The third and final step in the ALUA delay tracking system is through promising tasks. Jeff mentioned that this was the easiest step and “probably could have been done at the start”, but he left it towards the end to stagger the steps to limit the pushback from his Engineers. By promising the following week’s worth of tasks as he publishes, there is an automatic step of tracking any delays to the work being started/continued in the next week, so any changes to the task dates will be captured and the reason behind it.

Making use of delay data

Having moved from daily, sometimes hourly conversations, emails, text messages and thoughts around delays affecting the site to quantifiable data that decisions can actually be made from, “any project can track” the causes of delay through PowerBi reports.
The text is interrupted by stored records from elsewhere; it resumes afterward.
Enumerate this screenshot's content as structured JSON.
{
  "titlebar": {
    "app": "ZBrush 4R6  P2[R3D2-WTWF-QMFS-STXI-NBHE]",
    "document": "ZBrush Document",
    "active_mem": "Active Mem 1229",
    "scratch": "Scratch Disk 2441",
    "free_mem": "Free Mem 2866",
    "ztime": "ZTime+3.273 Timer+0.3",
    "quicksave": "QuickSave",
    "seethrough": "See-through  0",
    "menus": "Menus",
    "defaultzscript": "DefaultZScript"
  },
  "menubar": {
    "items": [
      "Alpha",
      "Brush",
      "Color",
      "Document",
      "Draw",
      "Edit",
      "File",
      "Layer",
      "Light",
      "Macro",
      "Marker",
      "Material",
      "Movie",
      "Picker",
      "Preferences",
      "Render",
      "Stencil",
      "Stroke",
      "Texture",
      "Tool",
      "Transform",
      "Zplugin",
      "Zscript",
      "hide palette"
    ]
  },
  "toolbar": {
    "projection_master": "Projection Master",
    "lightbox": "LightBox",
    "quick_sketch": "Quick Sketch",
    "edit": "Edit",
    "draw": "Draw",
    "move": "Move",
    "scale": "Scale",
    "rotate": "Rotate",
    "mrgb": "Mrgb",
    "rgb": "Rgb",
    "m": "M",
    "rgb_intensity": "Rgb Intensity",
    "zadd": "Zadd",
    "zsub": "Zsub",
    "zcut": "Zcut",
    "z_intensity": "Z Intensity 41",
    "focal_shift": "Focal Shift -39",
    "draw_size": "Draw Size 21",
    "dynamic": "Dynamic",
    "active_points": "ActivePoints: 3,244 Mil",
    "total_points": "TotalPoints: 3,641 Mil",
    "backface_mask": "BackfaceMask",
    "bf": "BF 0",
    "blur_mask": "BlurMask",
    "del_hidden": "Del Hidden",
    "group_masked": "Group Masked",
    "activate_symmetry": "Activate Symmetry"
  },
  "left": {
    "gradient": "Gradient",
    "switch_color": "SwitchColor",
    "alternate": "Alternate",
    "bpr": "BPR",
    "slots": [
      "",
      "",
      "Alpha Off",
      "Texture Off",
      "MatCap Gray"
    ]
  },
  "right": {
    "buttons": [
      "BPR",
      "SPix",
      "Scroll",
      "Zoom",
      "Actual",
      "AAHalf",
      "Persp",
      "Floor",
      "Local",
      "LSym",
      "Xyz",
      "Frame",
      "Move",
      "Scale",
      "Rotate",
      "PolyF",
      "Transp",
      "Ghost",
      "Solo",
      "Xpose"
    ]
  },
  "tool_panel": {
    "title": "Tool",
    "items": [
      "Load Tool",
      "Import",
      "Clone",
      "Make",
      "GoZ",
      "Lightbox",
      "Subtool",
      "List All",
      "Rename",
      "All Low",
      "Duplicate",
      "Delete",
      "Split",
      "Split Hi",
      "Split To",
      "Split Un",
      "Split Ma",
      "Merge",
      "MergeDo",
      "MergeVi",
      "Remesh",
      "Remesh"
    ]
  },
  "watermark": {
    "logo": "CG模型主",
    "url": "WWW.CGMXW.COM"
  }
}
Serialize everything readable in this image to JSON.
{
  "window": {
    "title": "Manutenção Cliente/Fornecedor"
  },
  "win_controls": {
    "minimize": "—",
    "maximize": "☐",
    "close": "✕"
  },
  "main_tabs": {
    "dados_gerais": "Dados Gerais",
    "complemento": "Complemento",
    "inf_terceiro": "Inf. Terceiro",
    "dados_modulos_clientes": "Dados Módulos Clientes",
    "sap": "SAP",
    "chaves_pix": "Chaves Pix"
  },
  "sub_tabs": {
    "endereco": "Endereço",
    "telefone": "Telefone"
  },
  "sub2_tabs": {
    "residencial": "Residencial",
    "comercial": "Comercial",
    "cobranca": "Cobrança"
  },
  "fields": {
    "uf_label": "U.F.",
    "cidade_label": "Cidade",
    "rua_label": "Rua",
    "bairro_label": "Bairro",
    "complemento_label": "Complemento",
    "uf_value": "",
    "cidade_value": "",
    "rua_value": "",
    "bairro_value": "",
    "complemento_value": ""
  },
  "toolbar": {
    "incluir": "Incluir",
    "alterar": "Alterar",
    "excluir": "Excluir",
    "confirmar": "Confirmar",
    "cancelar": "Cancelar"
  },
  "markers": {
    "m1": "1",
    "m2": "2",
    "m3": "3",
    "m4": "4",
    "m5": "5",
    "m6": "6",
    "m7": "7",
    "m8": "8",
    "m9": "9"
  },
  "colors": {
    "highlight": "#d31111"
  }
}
Jeff and the team at ALUA are taking this data to a whole new level. By taking a step back weekly and looking at the project as a whole, he and the leadership team can see the real root causes of project delays. Looking at the delay reasons week after week, a holistic view can be obtained while implementing changes and measuring results to fix the root causes.

Driving weekly analysis on the project

To provide more context, Jeff provided an example of his recent changes to their permit procedure. By looking at the reports that provided raw data, the senior leadership at ALUA could understand why so many of their tasks were being delayed by missing permits. Now it sounds like a relatively straightforward situation. However, Jeff said this delay wasn’t the delay that his team was the most vocal about at the time. So without having the complete picture of quantitative information around the issue with their permits, a decision to focus on something else far less impactful on the project's outcome might have been made.

While this is only one example from ALUA on how they have taken a systematic approach to delay reasons and reducing their impacts, Jeff mentioned that he has a multitude of examples and believes that over the course of their 18-month occupation of the train line, the impact that quantitatively tracking delay reasons through several different methods will only improve the overall efficiency of their program, as well as improving processes business-wide through cross-pollination of information and knowledge sharing.